The code snippet autoClosing(_: Closeable){ ... } is actually equivalent to the following expanded anonymous function: c: Closeable => autoClosing(c){ ... }. The wildcard character is just shorthand for a partially applied function. You need to give the type of the _ as the type inferer unfortunately cannot infer the type in this case.
Hope it helps,
-- Flaviu Cipcigan
Alternatively you can flip the parameters:
def flip[A1, A2, B](f: A1 => A2 => B): A2 => A1 => B = x1 => x2 => f(x2)(x1)
In your case:
val a = flip(autoClosing){ println("before close") }
Edit:
I've added some braces to help the human parser:
def flip[A1, A2, B](f: (A1 => (A2 => B))): (A2 => (A1 => B)) = {
x1 => (x2 => f(x2)(x1))
}
Flip converts a function (A1 => (A2 => B)) to (A2 => (A1 => B)).

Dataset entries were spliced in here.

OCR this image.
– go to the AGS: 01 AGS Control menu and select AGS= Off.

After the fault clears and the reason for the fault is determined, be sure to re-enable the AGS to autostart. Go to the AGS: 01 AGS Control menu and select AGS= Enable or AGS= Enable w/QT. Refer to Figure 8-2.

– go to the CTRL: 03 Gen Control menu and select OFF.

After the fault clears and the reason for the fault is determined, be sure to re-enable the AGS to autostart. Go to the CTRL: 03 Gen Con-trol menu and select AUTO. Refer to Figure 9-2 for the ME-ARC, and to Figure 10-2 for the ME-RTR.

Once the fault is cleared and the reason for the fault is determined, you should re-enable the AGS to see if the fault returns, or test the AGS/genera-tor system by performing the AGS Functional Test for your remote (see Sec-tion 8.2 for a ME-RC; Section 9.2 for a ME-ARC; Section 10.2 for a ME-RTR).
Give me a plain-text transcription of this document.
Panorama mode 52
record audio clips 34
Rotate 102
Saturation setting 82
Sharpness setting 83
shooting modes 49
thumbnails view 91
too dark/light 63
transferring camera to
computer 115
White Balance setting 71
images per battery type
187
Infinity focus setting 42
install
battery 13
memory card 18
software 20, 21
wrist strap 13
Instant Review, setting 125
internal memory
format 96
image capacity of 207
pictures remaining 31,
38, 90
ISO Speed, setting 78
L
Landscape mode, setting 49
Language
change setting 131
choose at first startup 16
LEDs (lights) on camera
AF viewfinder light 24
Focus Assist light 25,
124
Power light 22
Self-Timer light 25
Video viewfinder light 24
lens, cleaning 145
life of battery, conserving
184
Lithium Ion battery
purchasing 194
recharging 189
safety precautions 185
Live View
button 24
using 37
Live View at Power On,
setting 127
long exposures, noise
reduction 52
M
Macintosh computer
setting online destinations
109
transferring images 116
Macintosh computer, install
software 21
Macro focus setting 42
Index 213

scala> def x(x1 : Int)(x2 : Long) = 1.0 * x1 / x2
x: (Int)(Long)Double
scala> val f = flip(x)
f: (Long) => (Int) => Double = <function>
scala> val g = f(1)
g: (Int) => Double = <function>
scala> val h = g(2)
h: Double = 2.0
scala> x(1)(2)
res0: Double = 0.5
I'm happy to see so many people answering Scala questions nowadays. It does make it harder for me to come up with something, however. Here's an alternative to Flaviu's solution.
val a: {def close();} => Unit = autoClosing(_) { println("before close") }
Of course, the proper solution is to define autoClosing in a way compatible with how you are going to use it.